Non mi è dato sapere se l’attuale stato di cose sia definitivo o meno, può darsi che un domani quegli stessi desideri si ripresentino in una forma compatibile con la realtà e sanciscano con il loro ritorno un’altra tappa evolutiva. Ora come ora non mi frega un cazzo di niente, perciò ho la mente sgombra e posso trarne vantaggio per le mie passioni, ovvero quelle che ho modo di coltivare nel regno del solipsismo. Mi trovo su un rettilineo vuoto perché nessuno mi insegue e io a mia volta non inseguo nessuno, quindi posso spingere al massimo delle mie possibilità.
Mi sento libero dai lacci delle velleità, da tutte quelle cose o astrazioni che la mia esistenza non può fare né rendere sue, ma sono consapevole di quanto quest’affrancamento temporaneo non abbia la mia paternità e dipenda in larga misura dal libero corso degli eventi. So per certo che una condizione del genere può essere indotta di proposito, ma io non ne sono ancora in grado o perlomeno non riesco a contribuirvi in maniera apprezzabile. Conscio di tutto ciò, mi comporto come se fossi un esploratore e approfitto del bel tempo per salpare verso nuovi limiti.

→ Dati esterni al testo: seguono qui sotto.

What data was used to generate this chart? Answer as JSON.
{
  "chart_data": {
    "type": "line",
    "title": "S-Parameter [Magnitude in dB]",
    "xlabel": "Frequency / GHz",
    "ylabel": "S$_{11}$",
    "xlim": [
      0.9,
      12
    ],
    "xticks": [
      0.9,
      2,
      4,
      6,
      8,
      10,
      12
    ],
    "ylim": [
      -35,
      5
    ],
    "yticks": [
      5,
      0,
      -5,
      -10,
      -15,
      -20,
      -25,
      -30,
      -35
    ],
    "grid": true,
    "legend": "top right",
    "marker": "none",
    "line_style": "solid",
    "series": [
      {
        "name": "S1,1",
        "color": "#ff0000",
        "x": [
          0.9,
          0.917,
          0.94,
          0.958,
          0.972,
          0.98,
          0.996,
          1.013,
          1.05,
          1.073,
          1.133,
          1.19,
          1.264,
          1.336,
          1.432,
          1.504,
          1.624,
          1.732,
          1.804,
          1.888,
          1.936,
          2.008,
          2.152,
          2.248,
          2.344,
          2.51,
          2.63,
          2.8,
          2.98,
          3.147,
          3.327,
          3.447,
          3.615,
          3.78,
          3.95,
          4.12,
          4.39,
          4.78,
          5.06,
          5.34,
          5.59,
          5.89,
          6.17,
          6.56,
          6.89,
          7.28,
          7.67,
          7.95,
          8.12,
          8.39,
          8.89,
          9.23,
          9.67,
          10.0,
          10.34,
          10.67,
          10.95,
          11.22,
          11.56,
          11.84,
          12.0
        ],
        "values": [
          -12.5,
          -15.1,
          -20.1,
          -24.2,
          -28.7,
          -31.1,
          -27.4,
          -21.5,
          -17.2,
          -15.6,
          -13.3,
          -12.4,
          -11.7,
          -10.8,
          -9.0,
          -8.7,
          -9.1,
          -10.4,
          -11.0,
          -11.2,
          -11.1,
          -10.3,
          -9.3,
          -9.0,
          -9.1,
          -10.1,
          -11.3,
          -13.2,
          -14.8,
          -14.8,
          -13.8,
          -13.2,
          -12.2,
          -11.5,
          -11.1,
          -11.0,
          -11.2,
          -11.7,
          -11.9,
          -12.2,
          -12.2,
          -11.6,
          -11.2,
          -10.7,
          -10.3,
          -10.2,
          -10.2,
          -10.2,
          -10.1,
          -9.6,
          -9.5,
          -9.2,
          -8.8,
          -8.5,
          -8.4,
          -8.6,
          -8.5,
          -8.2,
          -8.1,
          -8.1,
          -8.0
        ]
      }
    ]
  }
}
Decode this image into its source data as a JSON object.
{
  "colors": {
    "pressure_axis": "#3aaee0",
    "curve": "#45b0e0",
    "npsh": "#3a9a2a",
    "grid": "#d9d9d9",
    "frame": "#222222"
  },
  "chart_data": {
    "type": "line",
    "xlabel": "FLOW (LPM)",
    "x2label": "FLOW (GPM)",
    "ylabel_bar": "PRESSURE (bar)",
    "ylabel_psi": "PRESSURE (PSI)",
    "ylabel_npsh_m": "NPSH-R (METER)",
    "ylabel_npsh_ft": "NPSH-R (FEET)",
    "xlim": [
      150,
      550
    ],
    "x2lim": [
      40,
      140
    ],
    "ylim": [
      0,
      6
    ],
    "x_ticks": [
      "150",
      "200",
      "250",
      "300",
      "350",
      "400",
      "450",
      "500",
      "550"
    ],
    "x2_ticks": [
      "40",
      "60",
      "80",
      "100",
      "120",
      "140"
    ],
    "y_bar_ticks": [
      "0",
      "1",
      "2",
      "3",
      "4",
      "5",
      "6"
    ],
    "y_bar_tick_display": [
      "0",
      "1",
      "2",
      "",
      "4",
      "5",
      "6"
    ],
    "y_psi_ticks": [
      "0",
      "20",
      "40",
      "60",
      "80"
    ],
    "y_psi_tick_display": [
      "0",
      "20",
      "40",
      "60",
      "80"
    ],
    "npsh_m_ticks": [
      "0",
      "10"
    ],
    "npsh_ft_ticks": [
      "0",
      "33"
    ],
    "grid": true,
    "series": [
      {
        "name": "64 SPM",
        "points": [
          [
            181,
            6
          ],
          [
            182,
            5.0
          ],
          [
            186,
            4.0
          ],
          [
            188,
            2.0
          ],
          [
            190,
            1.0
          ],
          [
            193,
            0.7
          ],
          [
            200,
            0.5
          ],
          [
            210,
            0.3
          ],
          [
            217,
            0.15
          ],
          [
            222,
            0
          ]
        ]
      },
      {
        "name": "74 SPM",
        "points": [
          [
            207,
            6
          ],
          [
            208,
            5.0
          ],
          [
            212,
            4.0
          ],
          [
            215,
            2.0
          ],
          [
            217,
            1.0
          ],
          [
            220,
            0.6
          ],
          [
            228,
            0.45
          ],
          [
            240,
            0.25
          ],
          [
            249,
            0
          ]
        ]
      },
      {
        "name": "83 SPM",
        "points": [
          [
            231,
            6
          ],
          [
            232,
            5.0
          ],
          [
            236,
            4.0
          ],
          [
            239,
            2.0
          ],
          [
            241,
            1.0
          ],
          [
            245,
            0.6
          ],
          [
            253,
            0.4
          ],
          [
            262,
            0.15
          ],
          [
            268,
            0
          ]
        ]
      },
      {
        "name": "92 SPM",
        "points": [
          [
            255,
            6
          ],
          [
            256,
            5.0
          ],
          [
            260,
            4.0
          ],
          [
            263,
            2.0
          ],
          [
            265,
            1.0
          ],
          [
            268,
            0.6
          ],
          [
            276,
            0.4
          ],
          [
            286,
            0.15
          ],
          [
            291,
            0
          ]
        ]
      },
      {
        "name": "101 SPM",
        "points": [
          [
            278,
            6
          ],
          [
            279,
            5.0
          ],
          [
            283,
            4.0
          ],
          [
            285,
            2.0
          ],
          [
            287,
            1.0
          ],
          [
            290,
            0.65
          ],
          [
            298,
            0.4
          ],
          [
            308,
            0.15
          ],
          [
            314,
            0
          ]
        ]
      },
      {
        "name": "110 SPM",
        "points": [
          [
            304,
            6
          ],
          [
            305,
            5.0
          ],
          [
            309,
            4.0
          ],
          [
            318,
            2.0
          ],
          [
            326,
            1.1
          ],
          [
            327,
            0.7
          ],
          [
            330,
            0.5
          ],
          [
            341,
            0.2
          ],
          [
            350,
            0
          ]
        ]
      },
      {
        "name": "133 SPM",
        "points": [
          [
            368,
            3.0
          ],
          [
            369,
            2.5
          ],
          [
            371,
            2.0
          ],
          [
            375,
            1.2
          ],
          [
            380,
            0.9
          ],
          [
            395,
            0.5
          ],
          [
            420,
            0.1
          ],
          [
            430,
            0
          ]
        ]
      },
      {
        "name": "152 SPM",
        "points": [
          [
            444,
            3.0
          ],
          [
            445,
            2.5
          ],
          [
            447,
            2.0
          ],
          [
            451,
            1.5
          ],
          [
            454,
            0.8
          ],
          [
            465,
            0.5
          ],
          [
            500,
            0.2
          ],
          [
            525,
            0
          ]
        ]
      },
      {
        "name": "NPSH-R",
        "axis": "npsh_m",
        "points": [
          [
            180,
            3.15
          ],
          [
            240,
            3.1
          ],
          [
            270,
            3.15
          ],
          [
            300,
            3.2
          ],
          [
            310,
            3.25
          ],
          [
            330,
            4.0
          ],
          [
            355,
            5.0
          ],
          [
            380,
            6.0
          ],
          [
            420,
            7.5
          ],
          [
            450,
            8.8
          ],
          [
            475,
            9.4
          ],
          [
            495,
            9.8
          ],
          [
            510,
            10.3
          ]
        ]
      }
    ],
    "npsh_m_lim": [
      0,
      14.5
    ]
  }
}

Mi sto allenando molto in questo periodo. Solo negli ultimi cinque giorni ho corso centoquattro chilometri e non ho sentito affatto il peso d’un simile volume di allenamento benché abbia avuto diversi impegni. Voglio prepararmi per una nuova maratona e ho intenzione di spaccare tutto. Sono allettato dalle sfide che mi ripropongo e sento quanto in questo frangente della mia vita la solitudine abbia la forma di una vela col vento in poppa. Devo fare tesoro di simili momenti di grazia per affrontare eventuali inverni fuori stagione, ma spero che la mia interiorità rimanga in fiore il più a lungo possibile. Avrò tempo per lasciare le impronte sulla neve.